Examples might include overthrowing an evil ruler, defeating a cult to a god of destruction, abolishing slavery in the empire or any of a million other causes that the characters can get entangled in.
While a campaign like that does not require additional rules, it can ease the DM's workload by having a structure in the background. It can also help open up the campaign to the players ideas, rather than leading it down a predetermined track of plot points.
When setting up "the threat" in the campaign, you need to establish how many levels of resistance the threat can present. This will basically determine how long the campaign will be, and how tough the enemy is to overcome overall.
A minor threat may have 1-2 resistance, while an epic enemy that could take a lifespan to defeat could easily qualify for 5-6 resistance.
At the beginning of the campaign, the DM rolls a D6 for each point of resistance and records the rolls.
When the characters decide to undertake an action that will weaken the threat, the DM selects one of his remaining threat dice.
Once the objective is achieved, the players roll a D6, and if they score higher than the threat die selected, the die is eliminated. This permanently reduces the resistance of the threat, which should be reflected in the setting.
As an example, when fighting to overthrow the evil king, the players undertake a quest to clear a nearby dungeon, so that the villagers will join the rebellion. If the players roll is above the threat die, then they've stepped closer to achieving their main goal.
In this case, the villagers might form an army, or start guerilla activities against the evil kings soldiers.
If the roll is equal to the threat die, that particular threat die is reduced by 1, but remains in the campaign.
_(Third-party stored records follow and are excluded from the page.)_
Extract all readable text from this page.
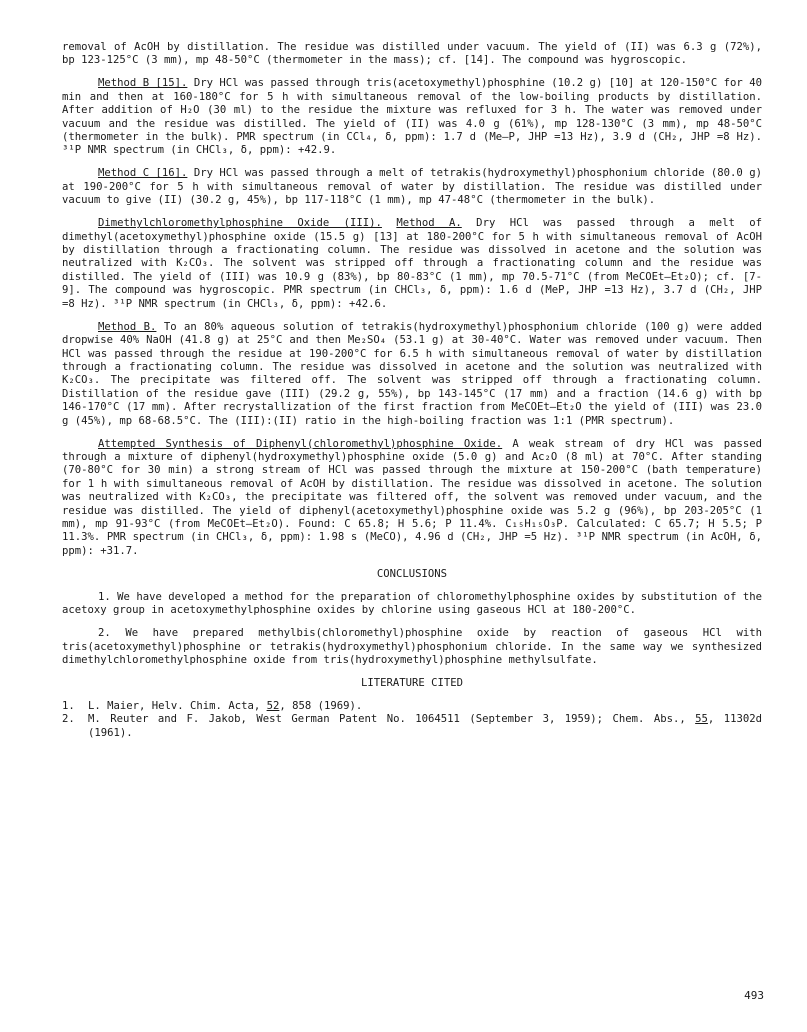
removal of AcOH by distillation. The residue was distilled under vacuum. The yield of (II) was 6.3 g (72%), bp 123-125°C (3 mm), mp 48-50°C (thermometer in the mass); cf. [14]. The compound was hygroscopic.

Method B [15]. Dry HCl was passed through tris(acetoxymethyl)phosphine (10.2 g) [10] at 120-150°C for 40 min and then at 160-180°C for 5 h with simultaneous removal of the low-boiling products by distillation. After addition of H₂O (30 ml) to the residue the mixture was refluxed for 3 h. The water was removed under vacuum and the residue was distilled. The yield of (II) was 4.0 g (61%), mp 128-130°C (3 mm), mp 48-50°C (thermometer in the bulk). PMR spectrum (in CCl₄, δ, ppm): 1.7 d (Me—P, JHP =13 Hz), 3.9 d (CH₂, JHP =8 Hz). ³¹P NMR spectrum (in CHCl₃, δ, ppm): +42.9.

Method C [16]. Dry HCl was passed through a melt of tetrakis(hydroxymethyl)phosphonium chloride (80.0 g) at 190-200°C for 5 h with simultaneous removal of water by distillation. The residue was distilled under vacuum to give (II) (30.2 g, 45%), bp 117-118°C (1 mm), mp 47-48°C (thermometer in the bulk).

Dimethylchloromethylphosphine Oxide (III). Method A. Dry HCl was passed through a melt of dimethyl(acetoxymethyl)phosphine oxide (15.5 g) [13] at 180-200°C for 5 h with simultaneous removal of AcOH by distillation through a fractionating column. The residue was dissolved in acetone and the solution was neutralized with K₂CO₃. The solvent was stripped off through a fractionating column and the residue was distilled. The yield of (III) was 10.9 g (83%), bp 80-83°C (1 mm), mp 70.5-71°C (from MeCOEt—Et₂O); cf. [7-9]. The compound was hygroscopic. PMR spectrum (in CHCl₃, δ, ppm): 1.6 d (MeP, JHP =13 Hz), 3.7 d (CH₂, JHP =8 Hz). ³¹P NMR spectrum (in CHCl₃, δ, ppm): +42.6.

Method B. To an 80% aqueous solution of tetrakis(hydroxymethyl)phosphonium chloride (100 g) were added dropwise 40% NaOH (41.8 g) at 25°C and then Me₂SO₄ (53.1 g) at 30-40°C. Water was removed under vacuum. Then HCl was passed through the residue at 190-200°C for 6.5 h with simultaneous removal of water by distillation through a fractionating column. The residue was dissolved in acetone and the solution was neutralized with K₂CO₃. The precipitate was filtered off. The solvent was stripped off through a fractionating column. Distillation of the residue gave (III) (29.2 g, 55%), bp 143-145°C (17 mm) and a fraction (14.6 g) with bp 146-170°C (17 mm). After recrystallization of the first fraction from MeCOEt—Et₂O the yield of (III) was 23.0 g (45%), mp 68-68.5°C. The (III):(II) ratio in the high-boiling fraction was 1:1 (PMR spectrum).

Attempted Synthesis of Diphenyl(chloromethyl)phosphine Oxide. A weak stream of dry HCl was passed through a mixture of diphenyl(hydroxymethyl)phosphine oxide (5.0 g) and Ac₂O (8 ml) at 70°C. After standing (70-80°C for 30 min) a strong stream of HCl was passed through the mixture at 150-200°C (bath temperature) for 1 h with simultaneous removal of AcOH by distillation. The residue was dissolved in acetone. The solution was neutralized with K₂CO₃, the precipitate was filtered off, the solvent was removed under vacuum, and the residue was distilled. The yield of diphenyl(acetoxymethyl)phosphine oxide was 5.2 g (96%), bp 203-205°C (1 mm), mp 91-93°C (from MeCOEt—Et₂O). Found: C 65.8; H 5.6; P 11.4%. C₁₅H₁₅O₃P. Calculated: C 65.7; H 5.5; P 11.3%. PMR spectrum (in CHCl₃, δ, ppm): 1.98 s (MeCO), 4.96 d (CH₂, JHP =5 Hz). ³¹P NMR spectrum (in AcOH, δ, ppm): +31.7.

CONCLUSIONS

1. We have developed a method for the preparation of chloromethylphosphine oxides by substitution of the acetoxy group in acetoxymethylphosphine oxides by chlorine using gaseous HCl at 180-200°C.

2. We have prepared methylbis(chloromethyl)phosphine oxide by reaction of gaseous HCl with tris(acetoxymethyl)phosphine or tetrakis(hydroxymethyl)phosphonium chloride. In the same way we synthesized dimethylchloromethylphosphine oxide from tris(hydroxymethyl)phosphine methylsulfate.

LITERATURE CITED

1.	L. Maier, Helv. Chim. Acta, 52, 858 (1969).
2.	M. Reuter and F. Jakob, West German Patent No. 1064511 (September 3, 1959); Chem. Abs., 55, 11302d (1961).
493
This represents the enemy being weakened slightly but not significantly.
The villagers may begin sabotaging mail routes and supply routes, but they aren't able to directly challenge the villains power base.
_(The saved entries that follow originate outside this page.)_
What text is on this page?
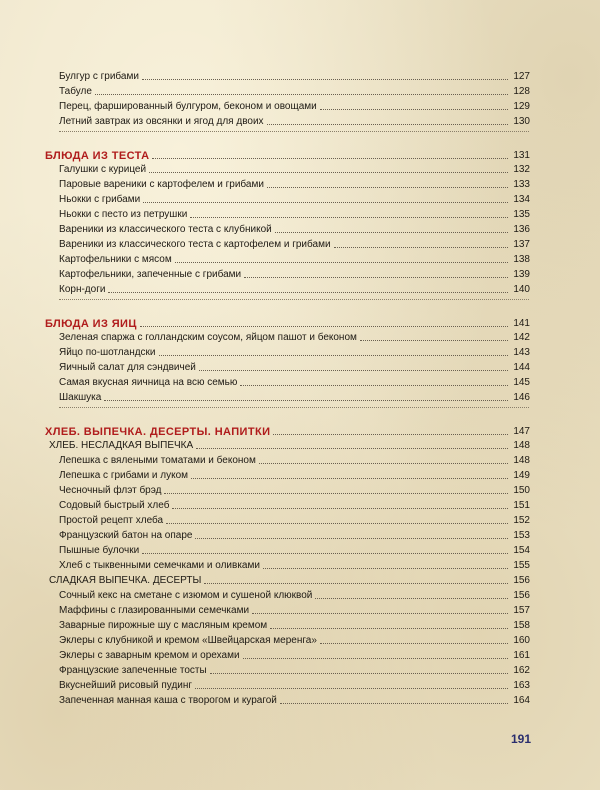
Булгур с грибами	127
Табуле	128
Перец, фаршированный булгуром, беконом и овощами	129
Летний завтрак из овсянки и ягод для двоих	130
БЛЮДА ИЗ ТЕСТА	131
Галушки с курицей	132
Паровые вареники с картофелем и грибами	133
Ньокки с грибами	134
Ньокки с песто из петрушки	135
Вареники из классического теста с клубникой	136
Вареники из классического теста с картофелем и грибами	137
Картофельники с мясом	138
Картофельники, запеченные с грибами	139
Корн-доги	140
БЛЮДА ИЗ ЯИЦ	141
Зеленая спаржа с голландским соусом, яйцом пашот и беконом	142
Яйцо по-шотландски	143
Яичный салат для сэндвичей	144
Самая вкусная яичница на всю семью	145
Шакшука	146
ХЛЕБ. ВЫПЕЧКА. ДЕСЕРТЫ. НАПИТКИ	147
ХЛЕБ. НЕСЛАДКАЯ ВЫПЕЧКА	148
Лепешка с вялеными томатами и беконом	148
Лепешка с грибами и луком	149
Чесночный флэт брэд	150
Содовый быстрый хлеб	151
Простой рецепт хлеба	152
Французский батон на опаре	153
Пышные булочки	154
Хлеб с тыквенными семечками и оливками	155
СЛАДКАЯ ВЫПЕЧКА. ДЕСЕРТЫ	156
Сочный кекс на сметане с изюмом и сушеной клюквой	156
Маффины с глазированными семечками	157
Заварные пирожные шу с масляным кремом	158
Эклеры с клубникой и кремом «Швейцарская меренга»	160
Эклеры с заварным кремом и орехами	161
Французские запеченные тосты	162
Вкуснейший рисовый пудинг	163
Запеченная манная каша с творогом и курагой	164
191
If the players roll is under the threat die, then the enemy remains stalwart. In the campaign, this usually means that the enemy makes counter moves.
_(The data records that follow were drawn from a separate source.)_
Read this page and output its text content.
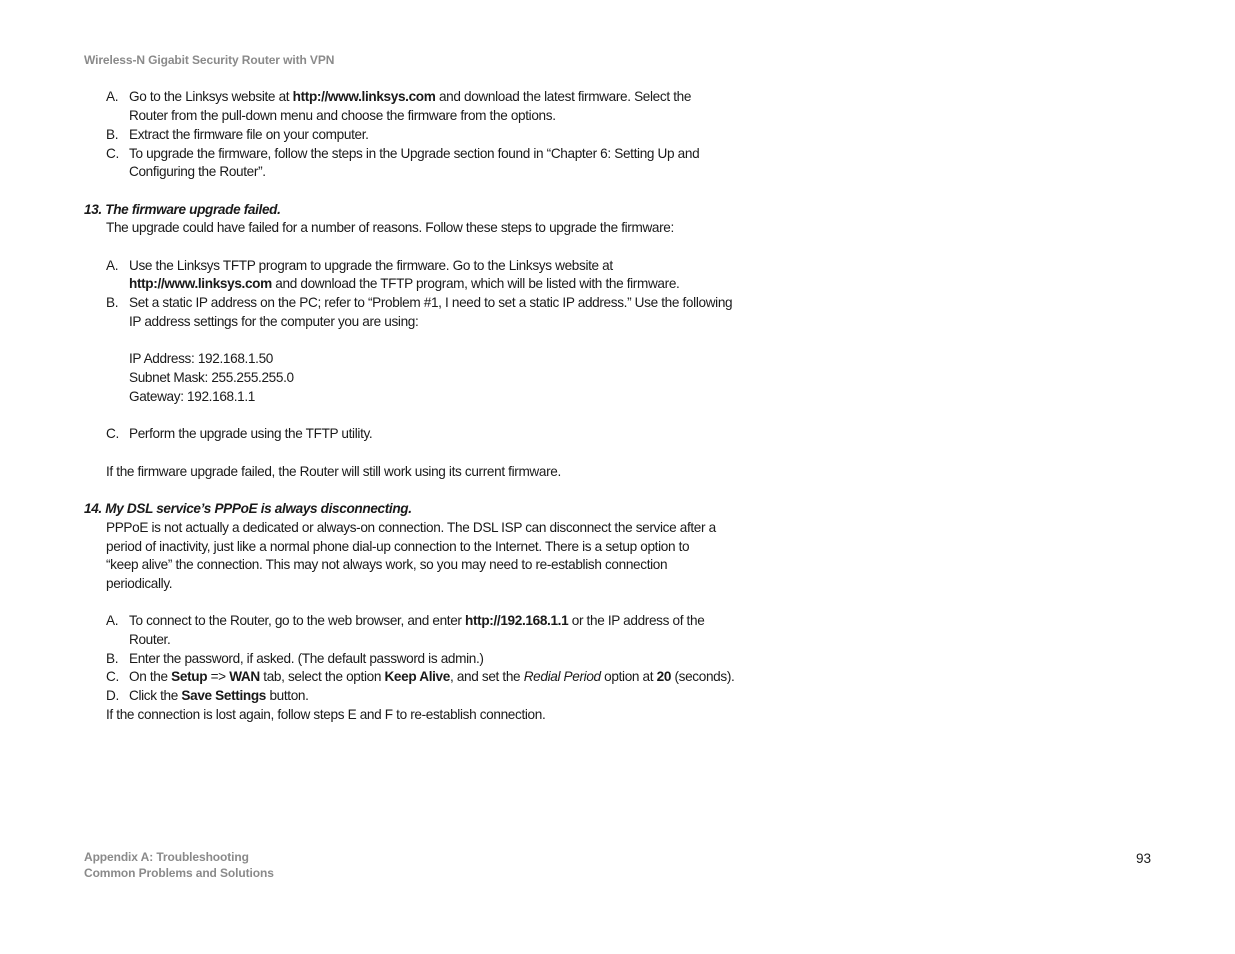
Wireless-N Gigabit Security Router with VPN
A. Go to the Linksys website at http://www.linksys.com and download the latest firmware. Select the
Router from the pull-down menu and choose the firmware from the options.
B. Extract the firmware file on your computer.
C. To upgrade the firmware, follow the steps in the Upgrade section found in “Chapter 6: Setting Up and
Configuring the Router”.
13. The firmware upgrade failed.
The upgrade could have failed for a number of reasons. Follow these steps to upgrade the firmware:
A. Use the Linksys TFTP program to upgrade the firmware. Go to the Linksys website at
http://www.linksys.com and download the TFTP program, which will be listed with the firmware.
B. Set a static IP address on the PC; refer to “Problem #1, I need to set a static IP address.” Use the following
IP address settings for the computer you are using:
IP Address: 192.168.1.50
Subnet Mask: 255.255.255.0
Gateway: 192.168.1.1
C. Perform the upgrade using the TFTP utility.
If the firmware upgrade failed, the Router will still work using its current firmware.
14. My DSL service’s PPPoE is always disconnecting.
PPPoE is not actually a dedicated or always-on connection. The DSL ISP can disconnect the service after a
period of inactivity, just like a normal phone dial-up connection to the Internet. There is a setup option to
“keep alive” the connection. This may not always work, so you may need to re-establish connection
periodically.
A. To connect to the Router, go to the web browser, and enter http://192.168.1.1 or the IP address of the
Router.
B. Enter the password, if asked. (The default password is admin.)
C. On the Setup => WAN tab, select the option Keep Alive, and set the Redial Period option at 20 (seconds).
D. Click the Save Settings button.
If the connection is lost again, follow steps E and F to re-establish connection.
Appendix A: Troubleshooting
Common Problems and Solutions
93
The villagers rise up, but this leads to more soldiers in the streets, hangings and martial law.
If the players performed a particularly dramatic task, they may get two dice rolls from that particular task. These tasks should be fairly momentous, and infrequent.
When the final point of resistance has been overcome, the ground has been paved for the final confrontation. This should generally involve something pretty dramatic, whether it's storming the villains castle, or leading the free man of the Valley to sign the documents of freedom and solidarity.
A few notes and pointers:
Give plenty of adventure locations and let the players get stuck in. Let them determine how they'll go about overcoming the threat, and go from there. You can throw up some obvious solutions, but let them be creative.
If the resistance has not been reduced to zero, the threat cannot be eliminated. Be creative with this. If the heroes go in and kill the evil king, that's certainly worth a roll to reduce resistance, but maybe he has an evil son, maybe it was a clone, maybe he comes back as a lich. Be creative.